A spokeswoman in Mikulski office said, "We have received the report and are in the process of reviewing it."
Mayor Carolyn Kirk, Rep. John Tierney, whose district includes Cape Ann, and Sen. John Kerry have all condemned the idea of NOAA's leaving Gloucester, where it has had a regional office since late 1800s. With the July appointment of former New Bedford Mayor John Bullard to head the regional office, the agency finally has new leadership. Patricia Kurkul retired in December.
The Gloucester regional office has become the epicenter of anger and resentment for bureaucratic fumbling and years of mistreatment by law enforcement agents and litigators, which was documented in a series of reports by the Commerce Department inspector general and subsequent case studies by a special judicial master. These led to a cabinet-level apology and reparations of more than $600,000 to 11 victims of law enforcement excesses, though none of the offenders have been punished or fired.
A second report by the special master, retired federal magistrate Charles B. Swartwood III, has been completed and forwarded to the Commerce Department, but the agency has not made it public. The second Swartwood report is believed to contain damning studies of additional law enforcement mistreatment of fishermen. The report contains more than 60 case studies and was delivered no later than March.

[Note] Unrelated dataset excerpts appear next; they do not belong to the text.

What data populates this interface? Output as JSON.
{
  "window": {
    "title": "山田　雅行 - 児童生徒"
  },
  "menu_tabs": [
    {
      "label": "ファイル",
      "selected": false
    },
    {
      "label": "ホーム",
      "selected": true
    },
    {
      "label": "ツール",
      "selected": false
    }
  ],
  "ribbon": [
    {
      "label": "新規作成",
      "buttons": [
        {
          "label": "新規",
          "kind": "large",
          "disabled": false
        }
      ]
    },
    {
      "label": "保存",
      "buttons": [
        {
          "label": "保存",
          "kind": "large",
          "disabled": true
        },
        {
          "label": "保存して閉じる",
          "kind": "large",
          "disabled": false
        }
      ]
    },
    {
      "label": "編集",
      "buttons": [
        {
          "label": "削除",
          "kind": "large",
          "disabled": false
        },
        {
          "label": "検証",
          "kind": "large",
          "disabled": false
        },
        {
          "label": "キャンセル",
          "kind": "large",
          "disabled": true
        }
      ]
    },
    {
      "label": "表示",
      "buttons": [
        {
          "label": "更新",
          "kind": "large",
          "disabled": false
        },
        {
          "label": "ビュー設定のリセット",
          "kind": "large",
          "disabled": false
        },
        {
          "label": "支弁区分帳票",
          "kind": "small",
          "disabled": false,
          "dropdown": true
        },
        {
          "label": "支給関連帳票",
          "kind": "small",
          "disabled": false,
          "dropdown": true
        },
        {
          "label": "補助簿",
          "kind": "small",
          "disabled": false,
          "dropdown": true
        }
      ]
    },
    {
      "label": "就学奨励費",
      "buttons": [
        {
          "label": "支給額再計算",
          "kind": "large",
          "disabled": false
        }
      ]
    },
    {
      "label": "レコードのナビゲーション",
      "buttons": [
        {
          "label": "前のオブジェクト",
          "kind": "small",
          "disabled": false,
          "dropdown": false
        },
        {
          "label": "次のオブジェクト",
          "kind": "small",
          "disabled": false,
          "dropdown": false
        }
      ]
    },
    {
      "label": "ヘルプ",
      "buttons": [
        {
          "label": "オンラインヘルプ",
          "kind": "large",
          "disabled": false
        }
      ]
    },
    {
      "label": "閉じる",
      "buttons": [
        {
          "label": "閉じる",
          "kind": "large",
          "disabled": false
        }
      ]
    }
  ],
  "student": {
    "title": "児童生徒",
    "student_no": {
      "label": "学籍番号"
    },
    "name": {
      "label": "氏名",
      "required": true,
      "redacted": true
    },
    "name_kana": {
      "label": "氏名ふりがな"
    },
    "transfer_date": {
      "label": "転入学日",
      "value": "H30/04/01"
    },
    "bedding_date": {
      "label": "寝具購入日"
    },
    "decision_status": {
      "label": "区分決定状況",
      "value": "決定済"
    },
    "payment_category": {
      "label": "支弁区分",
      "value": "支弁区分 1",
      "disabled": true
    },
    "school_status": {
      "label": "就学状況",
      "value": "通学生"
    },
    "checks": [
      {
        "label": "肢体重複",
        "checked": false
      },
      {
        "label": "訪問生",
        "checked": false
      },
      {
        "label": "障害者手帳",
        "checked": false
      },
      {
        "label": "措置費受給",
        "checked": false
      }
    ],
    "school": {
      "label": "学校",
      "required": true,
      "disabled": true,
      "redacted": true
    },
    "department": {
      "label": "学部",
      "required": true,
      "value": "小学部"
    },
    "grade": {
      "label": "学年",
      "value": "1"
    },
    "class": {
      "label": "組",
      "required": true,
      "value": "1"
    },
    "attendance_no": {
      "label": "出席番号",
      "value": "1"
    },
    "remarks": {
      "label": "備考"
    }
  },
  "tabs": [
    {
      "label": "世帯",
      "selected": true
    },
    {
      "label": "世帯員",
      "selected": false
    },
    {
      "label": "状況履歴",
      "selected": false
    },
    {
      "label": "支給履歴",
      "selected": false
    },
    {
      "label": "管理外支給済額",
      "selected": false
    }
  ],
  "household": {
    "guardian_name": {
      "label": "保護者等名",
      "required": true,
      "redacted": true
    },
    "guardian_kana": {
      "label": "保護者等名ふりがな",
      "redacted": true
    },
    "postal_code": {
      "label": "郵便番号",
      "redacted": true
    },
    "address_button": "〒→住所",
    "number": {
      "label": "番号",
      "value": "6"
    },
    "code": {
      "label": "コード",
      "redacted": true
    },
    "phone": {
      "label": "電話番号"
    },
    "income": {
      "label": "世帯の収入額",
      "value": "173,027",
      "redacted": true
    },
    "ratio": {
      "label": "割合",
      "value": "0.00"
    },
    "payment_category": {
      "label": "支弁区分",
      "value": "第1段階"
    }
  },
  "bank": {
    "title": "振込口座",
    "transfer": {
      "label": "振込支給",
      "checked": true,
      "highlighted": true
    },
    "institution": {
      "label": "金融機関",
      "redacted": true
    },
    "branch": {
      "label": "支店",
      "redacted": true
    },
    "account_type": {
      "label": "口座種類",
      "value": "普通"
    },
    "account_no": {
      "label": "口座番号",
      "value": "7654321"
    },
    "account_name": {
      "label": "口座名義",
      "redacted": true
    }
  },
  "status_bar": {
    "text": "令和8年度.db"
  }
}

"The entire fishing industry is under incredible pressure due to NOAA's failure to manage the fisheries," Brown wrote. "Crippling regulations like catch shares and overzealous enforcement have made life hard for fishermen across the Northeast region and beyond."
Brown, Kerry, Tierney along with Reps. Barney Frank, whose district includes New Bedford, and William Keating, whose district includes the ports of Massachusetts Bay and Cape Cod, wrote to President Obama last week complaining that NOAA has not responded to a formal filing of a claim that the fishery has become a disaster under terms in the Magnuson-Stevens Act and that emergency assistance is due to the industry.
Gov. Deval Patrick initially filed for the disaster declaration last November. The governors of Maine and New Hampshire also filed similar claims at least six months ago, but NOAA has failed to respond to any of the claim.